Two old-fashioned houses stood near the water-runner to the north of the Bank buildings. The occupant of one of these used to relate how he jumped out of bed on morning to find himself up to the middle in water. The "burn" (the primeval drainage system) had swollen and the back drench of the sea had placed the streets in flood. Dockhead Street was like a street in Venice and he had to hail a passing boat to escape from his own house. The old houses referred to are now submerged in the Trinity Church. Trinity Church had its origin in the old Relief Church at Parkhead, where, after the stirring days of sectarian war, it pursued its even tenor under the name of the East U P Church. Its transition to Dockhead Street as the Trinity Church recalls the fact that the new home was built for its esteemed and popular minister, the Rev George Philp, who from the day of his reception in September 1864, when, standing at the gate of the church he was publicly acclaimed, merited the compliment to his services which this transference represented.
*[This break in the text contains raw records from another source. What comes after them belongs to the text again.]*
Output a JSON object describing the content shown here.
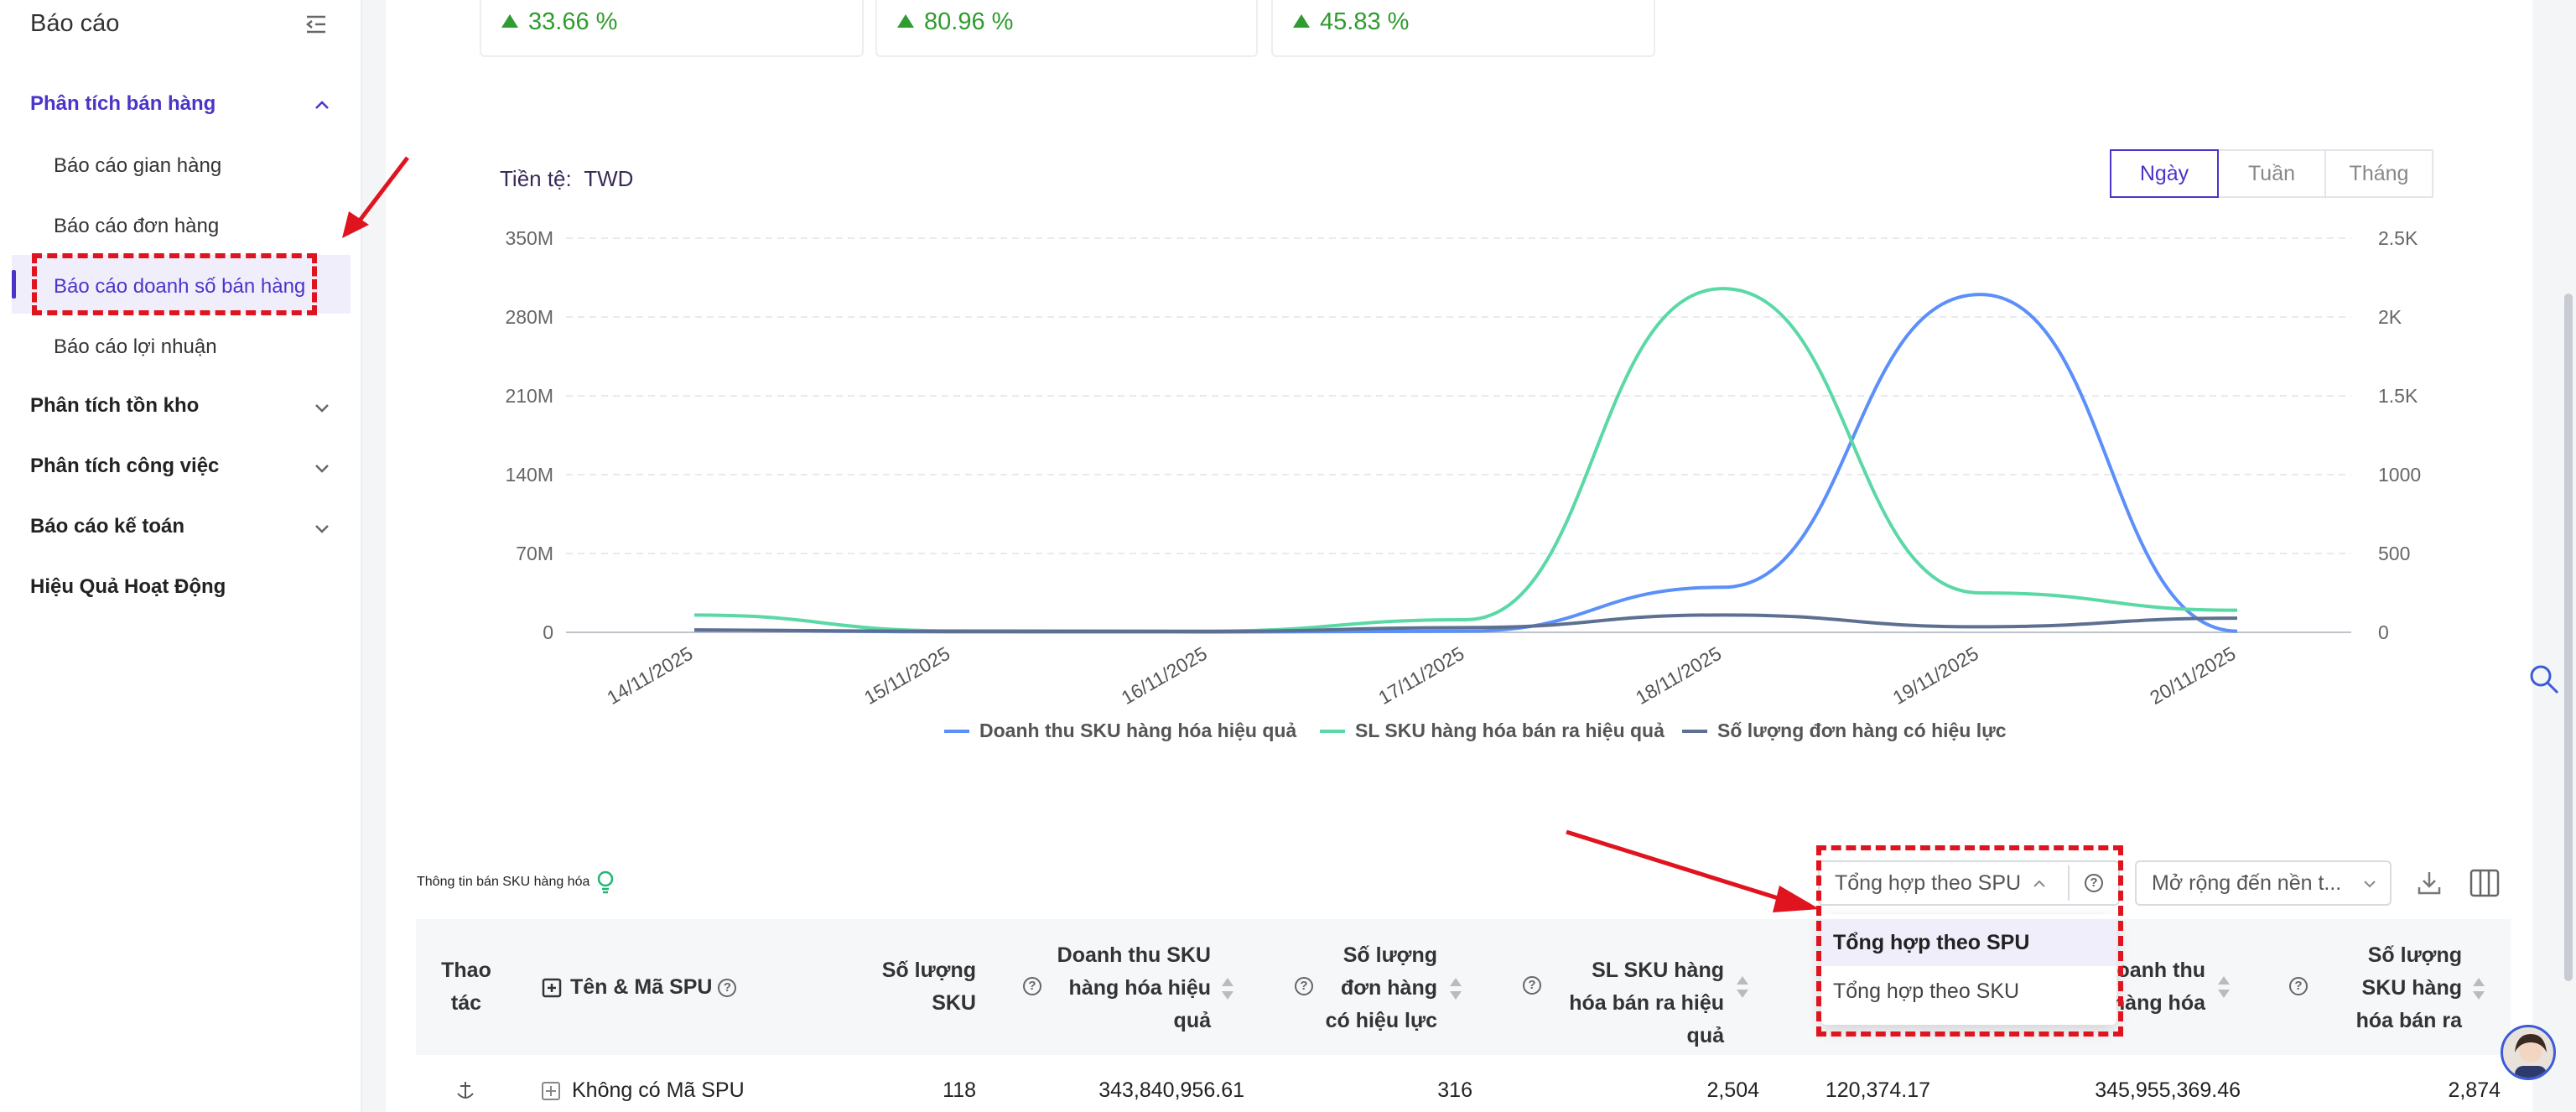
{
  "sidebar": {
    "title": "Báo cáo",
    "groups": [
      {
        "label": "Phân tích bán hàng",
        "expanded": true
      },
      {
        "label": "Phân tích tồn kho",
        "expanded": false
      },
      {
        "label": "Phân tích công việc",
        "expanded": false
      },
      {
        "label": "Báo cáo kế toán",
        "expanded": false
      },
      {
        "label": "Hiệu Quả Hoạt Động",
        "expanded": false
      }
    ],
    "items": [
      {
        "label": "Báo cáo gian hàng"
      },
      {
        "label": "Báo cáo đơn hàng"
      },
      {
        "label": "Báo cáo doanh số bán hàng",
        "selected": true
      },
      {
        "label": "Báo cáo lợi nhuận"
      }
    ]
  },
  "kpis": [
    {
      "value": "33.66 %"
    },
    {
      "value": "80.96 %"
    },
    {
      "value": "45.83 %"
    }
  ],
  "currency": {
    "label": "Tiền tệ:",
    "value": "TWD"
  },
  "period_tabs": [
    {
      "label": "Ngày",
      "active": true
    },
    {
      "label": "Tuần",
      "active": false
    },
    {
      "label": "Tháng",
      "active": false
    }
  ],
  "chart_data": {
    "type": "line",
    "x": [
      "14/11/2025",
      "15/11/2025",
      "16/11/2025",
      "17/11/2025",
      "18/11/2025",
      "19/11/2025",
      "20/11/2025"
    ],
    "left_axis_ticks": [
      "0",
      "70M",
      "140M",
      "210M",
      "280M",
      "350M"
    ],
    "right_axis_ticks": [
      "0",
      "500",
      "1000",
      "1.5K",
      "2K",
      "2.5K"
    ],
    "ylim_left": [
      0,
      350000000
    ],
    "ylim_right": [
      0,
      2500
    ],
    "series": [
      {
        "name": "Doanh thu SKU hàng hóa hiệu quả",
        "axis": "left",
        "color": "#5b8ff9",
        "values": [
          2000000,
          500000,
          300000,
          1000000,
          40000000,
          300000000,
          1000000
        ]
      },
      {
        "name": "SL SKU hàng hóa bán ra hiệu quả",
        "axis": "right",
        "color": "#5ad8a6",
        "values": [
          110,
          10,
          8,
          80,
          2180,
          250,
          140
        ]
      },
      {
        "name": "Số lượng đơn hàng có hiệu lực",
        "axis": "right",
        "color": "#5d7092",
        "values": [
          15,
          5,
          5,
          30,
          110,
          35,
          90
        ]
      }
    ],
    "grid": true,
    "legend_position": "bottom"
  },
  "table": {
    "title": "Thông tin bán SKU hàng hóa",
    "aggregate_select": {
      "value": "Tổng hợp theo SPU",
      "options": [
        "Tổng hợp theo SPU",
        "Tổng hợp theo SKU"
      ]
    },
    "expand_select": {
      "value": "Mở rộng đến nền t..."
    },
    "columns": [
      {
        "label": "Thao tác"
      },
      {
        "label": "Tên & Mã SPU"
      },
      {
        "label": "Số lượng SKU"
      },
      {
        "label": "Doanh thu SKU hàng hóa hiệu quả"
      },
      {
        "label": "Số lượng đơn hàng có hiệu lực"
      },
      {
        "label": "SL SKU hàng hóa bán ra hiệu quả"
      },
      {
        "label": "oanh thu hàng hóa"
      },
      {
        "label": "Số lượng SKU hàng hóa bán ra"
      }
    ],
    "rows": [
      {
        "name": "Không có Mã SPU",
        "sku_count": "118",
        "effective_revenue": "343,840,956.61",
        "valid_orders": "316",
        "sku_sold_effective": "2,504",
        "hidden_col": "120,374.17",
        "revenue": "345,955,369.46",
        "sku_sold": "2,874"
      }
    ]
  }
}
The quaint little house with the crowstep gable still clinging to the narrow part of the thoroughfare (Dunlop's Hairdressing Emporium) was the Post Office between 1862 and 1884, when John Grimwoood acted as Postmaster and Inspector of Poor. It recalls one most memorable occasion about twentyfour years ago when the waters flowed into Dockhead Street and overran the adjacent streets and the Dockhead was alive with floating craft; cradles, eggboxes and miscellaneous variety of materials appearing on the surface of the water. Dr Wallace, driving home that day from the country over Bradshaw, found his horse immersed almost up to the neck in water and had to take to the higher lands. The Post Office officials found themselves imprisoned in the flood and had to betake themselves - letters, bags and stamping paraphernalia - to an upper floor. From that upper window the mail bags had to be handed out to John Welsh, the postman, who was left to make his way through the alarming current as best he could and so maintain the tradition of "prompt delivery". The little building in which this took place was, in the Forties, the possession of Grace Rose. The Post Office under George Fullerton. now postmaster, Port Glasgow and his sister, Miss Fullerton, was transferred to near the Dockhead entrance. The Dockhead Street has a singular history. It was built over the primitive beach and has its foundation on the wrack, tangle and kelpshore thrown up from the sea and which at one time was claimed as a perquisite of the lordly lessors. During recent excavations ashes were found and these were said to be the remains of the salt fires of the primeval salters; but less enthusiastic antiquarians declare them to be the refuse of the more recent salt works drifted in from the Pans.